131 Pa. 370 | Pa. | 1890

Opinion,

Mr. Chief Justice Paxson :

The specifications of error from one to six, inclusive, allege that the master erred in his findings of fact. Moreover, they are not properly assigned, being to the action of the master and not of the court, and might well be dismissed for that reason alone. All of the master’s findings, however, have been approved by the court below, and are entitled to the weight of the verdict of a jury. While there was conflicting evidence upon some of the questions of fact involved, and I am not sure, were the testimony before me as a master, that I would not have found one or two of the facts the other way, there was evidence sufficient to submit to a jury, and we are not prepared to say, at this stage of the proceeding, that the master erred in his findings. They are not so palpably erroneous as to justify us in setting them aside.

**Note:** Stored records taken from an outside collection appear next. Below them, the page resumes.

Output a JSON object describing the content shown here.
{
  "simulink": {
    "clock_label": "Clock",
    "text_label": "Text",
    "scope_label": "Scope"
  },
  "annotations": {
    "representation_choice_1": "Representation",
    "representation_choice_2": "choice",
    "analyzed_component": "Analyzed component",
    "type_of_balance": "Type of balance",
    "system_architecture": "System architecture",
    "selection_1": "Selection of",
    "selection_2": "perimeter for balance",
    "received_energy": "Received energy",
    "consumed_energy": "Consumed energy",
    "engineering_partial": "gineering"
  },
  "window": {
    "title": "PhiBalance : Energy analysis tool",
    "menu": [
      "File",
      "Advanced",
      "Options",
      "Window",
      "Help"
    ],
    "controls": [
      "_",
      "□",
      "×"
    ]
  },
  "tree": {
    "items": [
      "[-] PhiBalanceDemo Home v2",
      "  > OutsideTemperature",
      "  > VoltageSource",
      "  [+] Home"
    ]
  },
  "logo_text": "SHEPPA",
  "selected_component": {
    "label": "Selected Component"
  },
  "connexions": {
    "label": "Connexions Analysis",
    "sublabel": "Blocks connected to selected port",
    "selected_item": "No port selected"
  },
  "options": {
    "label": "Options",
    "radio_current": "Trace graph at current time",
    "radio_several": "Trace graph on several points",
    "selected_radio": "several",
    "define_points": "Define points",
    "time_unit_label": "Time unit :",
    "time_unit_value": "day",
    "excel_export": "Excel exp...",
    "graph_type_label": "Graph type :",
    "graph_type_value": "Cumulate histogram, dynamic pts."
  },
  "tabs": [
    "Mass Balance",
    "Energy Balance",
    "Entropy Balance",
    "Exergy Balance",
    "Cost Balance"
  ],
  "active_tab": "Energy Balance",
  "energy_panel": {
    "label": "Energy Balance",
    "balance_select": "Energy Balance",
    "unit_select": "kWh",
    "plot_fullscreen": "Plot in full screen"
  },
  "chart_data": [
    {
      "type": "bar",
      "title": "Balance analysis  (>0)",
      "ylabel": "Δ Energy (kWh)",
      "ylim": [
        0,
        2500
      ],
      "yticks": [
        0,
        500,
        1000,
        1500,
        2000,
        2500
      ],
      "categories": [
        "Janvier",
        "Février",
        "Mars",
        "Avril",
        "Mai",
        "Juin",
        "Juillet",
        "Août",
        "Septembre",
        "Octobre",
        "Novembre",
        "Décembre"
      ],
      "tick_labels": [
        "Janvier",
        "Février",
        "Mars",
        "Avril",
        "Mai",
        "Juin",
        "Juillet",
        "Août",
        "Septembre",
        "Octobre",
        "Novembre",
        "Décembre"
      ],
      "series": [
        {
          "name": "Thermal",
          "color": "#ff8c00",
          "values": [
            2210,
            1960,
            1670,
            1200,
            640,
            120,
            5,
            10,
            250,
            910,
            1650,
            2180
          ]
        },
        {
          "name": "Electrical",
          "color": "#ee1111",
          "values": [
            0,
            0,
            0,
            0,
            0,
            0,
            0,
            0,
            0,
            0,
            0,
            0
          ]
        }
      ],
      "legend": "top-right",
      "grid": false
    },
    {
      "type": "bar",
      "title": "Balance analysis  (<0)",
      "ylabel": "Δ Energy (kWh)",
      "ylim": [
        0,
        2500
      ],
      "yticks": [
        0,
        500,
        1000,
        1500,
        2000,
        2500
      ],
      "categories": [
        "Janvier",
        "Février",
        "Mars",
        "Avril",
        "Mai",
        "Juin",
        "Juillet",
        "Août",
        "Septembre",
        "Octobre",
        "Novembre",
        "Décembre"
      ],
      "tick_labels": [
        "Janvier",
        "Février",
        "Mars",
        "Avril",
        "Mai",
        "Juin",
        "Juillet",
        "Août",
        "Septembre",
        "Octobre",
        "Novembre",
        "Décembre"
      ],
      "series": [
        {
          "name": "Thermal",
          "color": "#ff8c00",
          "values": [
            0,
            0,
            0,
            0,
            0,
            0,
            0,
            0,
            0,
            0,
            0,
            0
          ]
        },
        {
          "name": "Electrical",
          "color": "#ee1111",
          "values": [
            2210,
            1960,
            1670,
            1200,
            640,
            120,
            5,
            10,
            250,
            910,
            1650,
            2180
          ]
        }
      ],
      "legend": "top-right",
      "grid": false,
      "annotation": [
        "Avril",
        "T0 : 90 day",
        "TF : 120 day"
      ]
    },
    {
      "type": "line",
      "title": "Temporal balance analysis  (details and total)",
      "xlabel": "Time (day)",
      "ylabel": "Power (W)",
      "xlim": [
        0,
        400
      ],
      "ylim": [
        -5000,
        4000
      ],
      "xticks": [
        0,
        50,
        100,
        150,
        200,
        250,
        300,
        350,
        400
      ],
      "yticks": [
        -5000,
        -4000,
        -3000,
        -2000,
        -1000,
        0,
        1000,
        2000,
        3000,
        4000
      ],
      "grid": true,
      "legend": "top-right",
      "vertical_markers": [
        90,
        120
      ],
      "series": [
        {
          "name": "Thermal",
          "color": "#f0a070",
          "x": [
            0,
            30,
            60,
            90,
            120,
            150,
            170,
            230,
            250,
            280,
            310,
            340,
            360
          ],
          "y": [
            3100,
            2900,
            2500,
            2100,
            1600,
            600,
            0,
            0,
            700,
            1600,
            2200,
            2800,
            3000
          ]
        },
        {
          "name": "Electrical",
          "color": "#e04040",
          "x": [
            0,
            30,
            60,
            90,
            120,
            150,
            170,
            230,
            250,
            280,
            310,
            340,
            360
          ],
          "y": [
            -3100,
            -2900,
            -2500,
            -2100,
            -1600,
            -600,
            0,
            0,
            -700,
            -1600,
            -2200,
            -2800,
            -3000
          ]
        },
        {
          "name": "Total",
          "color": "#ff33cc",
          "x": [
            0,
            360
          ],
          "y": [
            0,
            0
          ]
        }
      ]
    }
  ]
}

The seventh assignment gives us more difficulty. It goes to the jurisdiction. I doubt whether the jurisdiction can be sustained upon the ground that Riddle was a trustee. It is true he was the president of the Penn Bank, and there are expressions in the books which indicate that to some extent such officers are trustees of the corporation’s funds. But they are quasi trustees merely; not technical trustees, over which equity has jurisdiction. The term “ trust ” is a very comprehensive one. As was said by Chancellor Kent, in Kane v. Bloodgood, 7 Johns. Ch. 90, cited in Yorks’s App., 110 Pa. 79: “Every deposit is a direct trust. Every person who receives money *382to be paid to another, or to be applied to a particular purpose, is a trustee. The cases of hirer and letter to hire, borrower and lender, pawner and pawnee, principal and agent, are all cases of express trust,” etc. It has never been held, however, that these and. the like cases are such technical trusts as to bring them within our limited equity jurisdiction.

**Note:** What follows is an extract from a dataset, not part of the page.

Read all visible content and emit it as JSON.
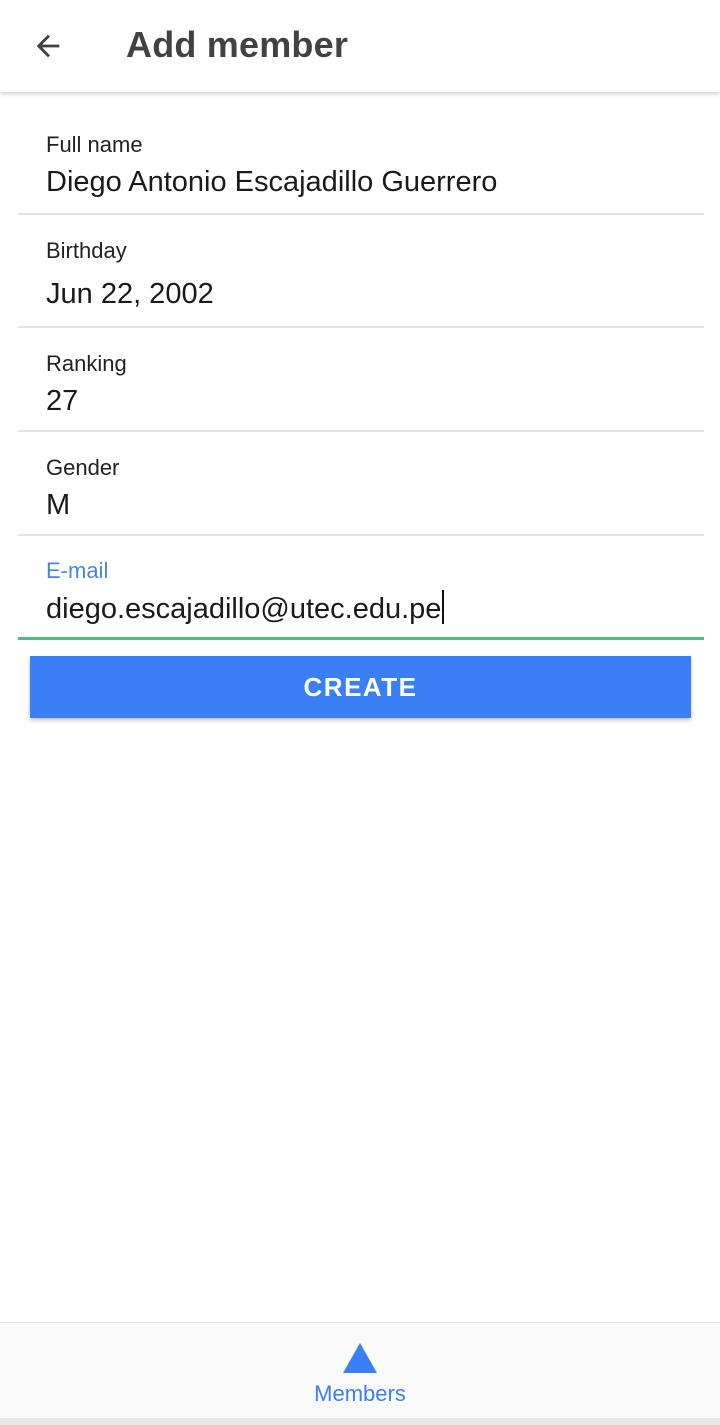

While the case is extremely close, we think the jurisdiction can be sustained, upon the ground that the remedy at law is inadequate. That there is a remedy at law is not denied. That, however, is not alone sufficient to oust the jurisdiction of equity. There must not only be such remedy, but it must be an adequate one, and reasonably convenient. A glance at this case is sufficient to show that the remedy at law would be inconvenient, if not inadequate. It would be difficult to reach all of its ramifications upon a jury trial. There is such a mass of accounts and complications that it would be next to impossible for a jury to reach an intelligent result. While the case is on the very border line of the jurisdiction, we have come to the conclusion, after much reflection, that the remedy at law is inadequate.

The decree is affirmed, and the appeal dismissed at the costs of the appellant.